Дунаев - Вера в горниле сомненийДополнительные материалы / Дунаев - Вера в горниле сомненийСтраница 236
Точно так же нет никакой враждебности в обращении с пленными французами русских солдат зимой 1812 года, когда они с "радостными улыбками" кормят голодных и поют песни, весело пытаясь подражать незнакомому для них языку.
"— Тоже люди, — сказал один из них, уворачиваясь в шинель. — И полынь на своём кореню растёт".
Мужик мыслит часто на уровне природы, уровне дерева. Этот уровень не доступен тем, кто в слепой своей корысти служит разрушению мipa. Подобные люди живут в мipe фальшивых ценностей и истина от них укрыта. Одной из таких ценностей стало, например, для них неистинное понятие, выработанное именно для легчайшего достижения корыстных целей наград, чинов, внешних отличий, — понятие славы оружия, с которым соединяется и неистинное понимание воинского подвига.
Поэтому правдивость реализма Толстого есть не только своеобразие его творческого метода, но тип исследования жизни посредством отвержения всего того, чем люди бессознательно приукрашивают жизнь и лишают себя возможности что-либо понять в ней. Правда, которую Толстой провозгласил своим "главным героем" ещё в Севастопольских рассказах, становится мировоззренческой ценностью в "Войне и мире". Заметно во всех этих суждениях и описаниях толстовское стремление отвергнуть те примитивные мерки и шаблоны, какими пользуются люди, пребывающие по убеждённости писателя на уровне барыни.
Один из таких шаблонов, мешающий осмыслению истины, — недолжное, хотя и внешне очевидное понимание военной победы. "Мы, штатские, имеем, как вы знаете, очень дурную привычку решать вопрос о выигрыше или проигрыше сражения. Тот, кто отступил после сражения, тот проиграл его, вот что мы говорим .", — рассуждает дипломат Билибин, один из остроумных праздномыслов салонного уровня. Но в такое понимание никак не укладывается, к примеру, Шенграбенское дело, ставшее именно победой, ибо цель его (задержать на время наступление французской армии, чтобы дать возможность армии русской проследовать своим путём, не опасаясь флангового удара) была достигнута, а большего и не требовалось.
Ещё большей загадкой становится Бородинское сражение. Победа русских под Бородином по всем стереотипным представлениям должна быть признана поражением: русские отступили и оставили Москву, французы заняли столицу противника. Слава французского оружия несомненна, русский позор также.

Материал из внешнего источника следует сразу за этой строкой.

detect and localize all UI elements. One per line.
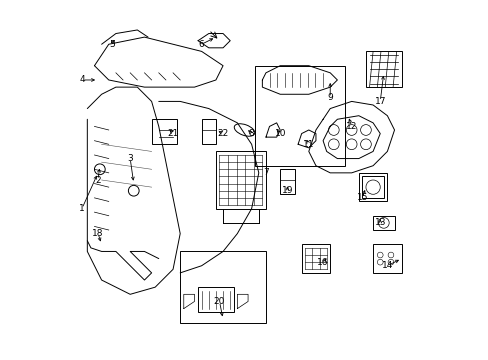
Bar xyxy=(151,119,176,144)
Text: 11: 11 xyxy=(303,140,314,149)
Bar xyxy=(255,66,344,166)
Bar xyxy=(372,244,401,273)
Text: 13: 13 xyxy=(374,219,385,228)
Bar xyxy=(372,216,394,230)
Text: 16: 16 xyxy=(317,258,328,267)
Text: 3: 3 xyxy=(127,154,133,163)
Text: 18: 18 xyxy=(92,229,103,238)
Text: 22: 22 xyxy=(217,129,228,138)
Text: 21: 21 xyxy=(167,129,179,138)
Text: 19: 19 xyxy=(281,186,292,195)
Text: 8: 8 xyxy=(248,129,254,138)
Bar xyxy=(365,51,401,87)
Bar xyxy=(358,173,386,202)
Bar xyxy=(201,119,216,144)
Text: 17: 17 xyxy=(374,97,385,106)
Text: 15: 15 xyxy=(356,193,367,202)
Bar xyxy=(198,287,233,312)
Text: 9: 9 xyxy=(326,93,332,102)
Text: 2: 2 xyxy=(95,176,101,185)
Bar xyxy=(301,244,329,273)
Text: 4: 4 xyxy=(79,76,84,85)
Text: 12: 12 xyxy=(346,122,357,131)
Text: 5: 5 xyxy=(109,40,115,49)
Bar xyxy=(362,176,383,198)
Bar xyxy=(280,169,294,194)
Text: 7: 7 xyxy=(263,168,268,177)
Text: 10: 10 xyxy=(274,129,285,138)
Text: 1: 1 xyxy=(79,204,84,213)
Bar xyxy=(180,251,265,323)
Bar xyxy=(216,152,265,208)
Text: 20: 20 xyxy=(213,297,224,306)
Text: 14: 14 xyxy=(381,261,392,270)
Text: 6: 6 xyxy=(198,40,204,49)
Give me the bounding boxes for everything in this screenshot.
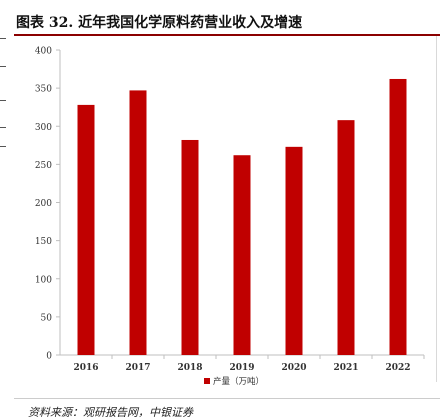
page-edge-marks	[0, 0, 8, 416]
bar-2022	[389, 78, 407, 355]
y-tick-label: 300	[35, 123, 52, 133]
x-tick-label: 2016	[73, 363, 98, 373]
figure-title-row: 图表 32. 近年我国化学原料药营业收入及增速	[16, 8, 440, 34]
bar-2020	[285, 146, 303, 355]
y-tick-label: 350	[35, 85, 52, 95]
bar-2019	[233, 155, 251, 355]
x-tick-label: 2021	[333, 363, 358, 373]
bar-2016	[77, 104, 95, 356]
y-tick-label: 150	[35, 237, 52, 247]
bar-2018	[181, 139, 199, 355]
x-tick-label: 2017	[125, 363, 150, 373]
x-tick-label: 2018	[177, 363, 202, 373]
bar-chart: 0 50 100 150 200 250 300 350 400 2016 2017 2018 2019…	[35, 47, 425, 387]
y-tick-label: 200	[35, 199, 52, 209]
title-underline	[14, 34, 440, 36]
bar-2017	[129, 90, 147, 355]
edge-mark	[0, 127, 6, 128]
edge-mark	[0, 146, 6, 147]
y-tick-label: 0	[46, 352, 52, 362]
legend-label: 产量（万吨）	[213, 376, 264, 387]
figure-title: 图表 32. 近年我国化学原料药营业收入及增速	[16, 15, 303, 31]
x-tick-label: 2020	[281, 363, 306, 373]
figure-source: 资料来源：观研报告网，中银证券	[28, 406, 193, 419]
y-tick-label: 50	[41, 313, 53, 323]
x-tick-label: 2022	[385, 363, 410, 373]
legend-swatch	[204, 378, 210, 384]
y-tick-label: 100	[35, 275, 52, 285]
bar-2021	[337, 120, 355, 356]
edge-mark	[0, 66, 6, 67]
edge-mark	[0, 100, 6, 101]
plot-frame	[20, 36, 437, 382]
x-tick-label: 2019	[229, 363, 254, 373]
bottom-divider	[14, 398, 440, 399]
y-tick-label: 250	[35, 161, 52, 171]
y-tick-label: 400	[35, 47, 52, 57]
edge-mark	[0, 38, 6, 39]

И едва ли не один Кутузов, прозревший высшие законы, а не суетные измышления мало смыслящих в жизни болтунов, утверждает с самого начала и постоянно: Бородино есть победа русских.
Победа, убеждён Толстой, определяется не последующим движением войска, но укреплением той неведомой силы, которая делает армию (и саму нацию) непобедимой, несмотря на временный видимый неуспех. Поражение есть истощение этой силы.
Так ещё раз проявляются оценки событий на двух уровнях бытия, оценки прямо противоположные, как противоположно само внутреннее состояние пребывающих на этих разных уровнях участников исторического движения.
Именно соприкосновение с истинными законами жизни, бессознательное их постижение определяет то развитие военных событий, которое решает и исход войны. Толстой даёт своё знаменитое сравнение: "И благо тому народу, который не как французы в 1813 году, отсалютовав по всем правилам искусства и перевернув шпагу эфесом, грациозно и учтиво передаёт её великодушному победителю, а благо тому народу, который в минуту испытания, не спрашивая о том, как по правилам поступали другие в подобных случаях, с простотою и лёгкостью поднимает первую попавшуюся дубину и гвоздит ею до тех пор, пока в душе его чувство оскорбления и мести не заменяется презрением и жалостью".
Итак, ход военных действий (равно как и ход истории) зависит не от сознательных, полученных путём рассудочных усилий, и бесполезных оттого действий, но от некоего внутреннего чувства, объединяющего многих и многих людей. В войне это есть дух войска, а в мире мipa — то, что Толстой назвал скрытою теплотою патриотизма (и дух войска есть одно из её проявлений). Вот один из тех высших законов, без осмысления которого история не может быть постигнута.
Можно (не без некоторой осторожности) утверждать, что в таком предпочтении внутреннего внешнему Толстой бессознательно близок православному типу мышления и миропостижения, которое всякий русский человек перенимает из окружающего его мира и хранит в себе, хотя бы некоторое время, даже тогда, когда ставит себя вне самого Православия. В период "Войны и мира" Толстой православен по своему мирочувствию, пусть даже при некоторых колебаниях в его отображении мipa, которые уже начинают не вполне явно, но сказываться. Всё же высшие законы, движущие историей, писатель сопрягает с понятием Промысла. Быть может, именно оттого они, в понимании автора "Войны и мира", не могут постигаться рассудком вполне?